I’ll finish on a quote, I was present when this was said in another life, the quote comes from Van Jones who said; “Everbody wants to be a powerful speaker like Dr. King but the reality is the key to coalition building is to be as powerful a listener as Dr. King was a speaker. So that your listening is so attentive and that you’re bearing witness in a way that calls the other person to speak, and to speak in a deeper way than they knew they could speak from.” That quote always resonated with me, maybe because as someone with ADHD stopping long enough to listen at all is really difficult for me.
Listening is one of the greatest gifts you can give. Time is the one thing we can never get more of, and sharing your finite time with someone else can make all the difference in their life.

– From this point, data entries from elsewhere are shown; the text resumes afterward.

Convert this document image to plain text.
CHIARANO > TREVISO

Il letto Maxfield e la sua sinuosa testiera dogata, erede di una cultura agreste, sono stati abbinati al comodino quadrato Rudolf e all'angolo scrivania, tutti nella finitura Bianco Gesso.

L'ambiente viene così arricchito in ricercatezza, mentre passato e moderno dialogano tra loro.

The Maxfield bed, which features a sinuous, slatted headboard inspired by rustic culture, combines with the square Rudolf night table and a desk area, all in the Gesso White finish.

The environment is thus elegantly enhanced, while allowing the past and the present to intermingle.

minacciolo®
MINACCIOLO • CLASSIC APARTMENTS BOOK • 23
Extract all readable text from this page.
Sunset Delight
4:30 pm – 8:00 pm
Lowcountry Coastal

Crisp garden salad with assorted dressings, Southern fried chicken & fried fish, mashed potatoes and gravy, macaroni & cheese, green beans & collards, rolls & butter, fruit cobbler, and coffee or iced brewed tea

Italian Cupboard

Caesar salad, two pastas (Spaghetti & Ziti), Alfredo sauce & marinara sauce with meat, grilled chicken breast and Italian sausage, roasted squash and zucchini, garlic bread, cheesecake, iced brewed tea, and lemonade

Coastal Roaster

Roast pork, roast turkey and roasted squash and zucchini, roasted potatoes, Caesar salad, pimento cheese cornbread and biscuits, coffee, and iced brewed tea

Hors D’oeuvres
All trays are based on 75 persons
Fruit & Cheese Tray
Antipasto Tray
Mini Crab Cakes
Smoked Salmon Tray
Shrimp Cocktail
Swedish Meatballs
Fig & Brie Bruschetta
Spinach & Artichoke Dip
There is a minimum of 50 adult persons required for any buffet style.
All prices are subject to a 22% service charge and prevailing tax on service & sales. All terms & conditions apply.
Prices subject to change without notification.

So to be a true friend, be it to hopefully let your friends and family know that you are there for them, so if they are ever so down, hurting so badly that they are considering ending it, that they know they are not alone.
Holly, Sara, our friend Laurel and I all attended a 5K Walk called Out of the Darkness this past Sunday, supporting local efforts in San Antonio to prevent suicide and help those who have experienced that loss. We raised some money, we walked through some beautiful parks, it was an interesting emotional ride because you’re out, it’s a beautiful day, but at the same time you’re reading shirts, you’re hearing stories, you’re seeing folks who are still truly hurting and were effected by someone’s suicide.
You can help by following The Out of the Darkness Walks on Facebook, and just by being there for people who need to share their experiences, need to talk about what is incredibly difficult to talk about. Your time, your friendship, a hug, a coffee, a BBQ, a kiss, a compliment, all of it could help brighten someone’s day and you never know who might truly truly need it.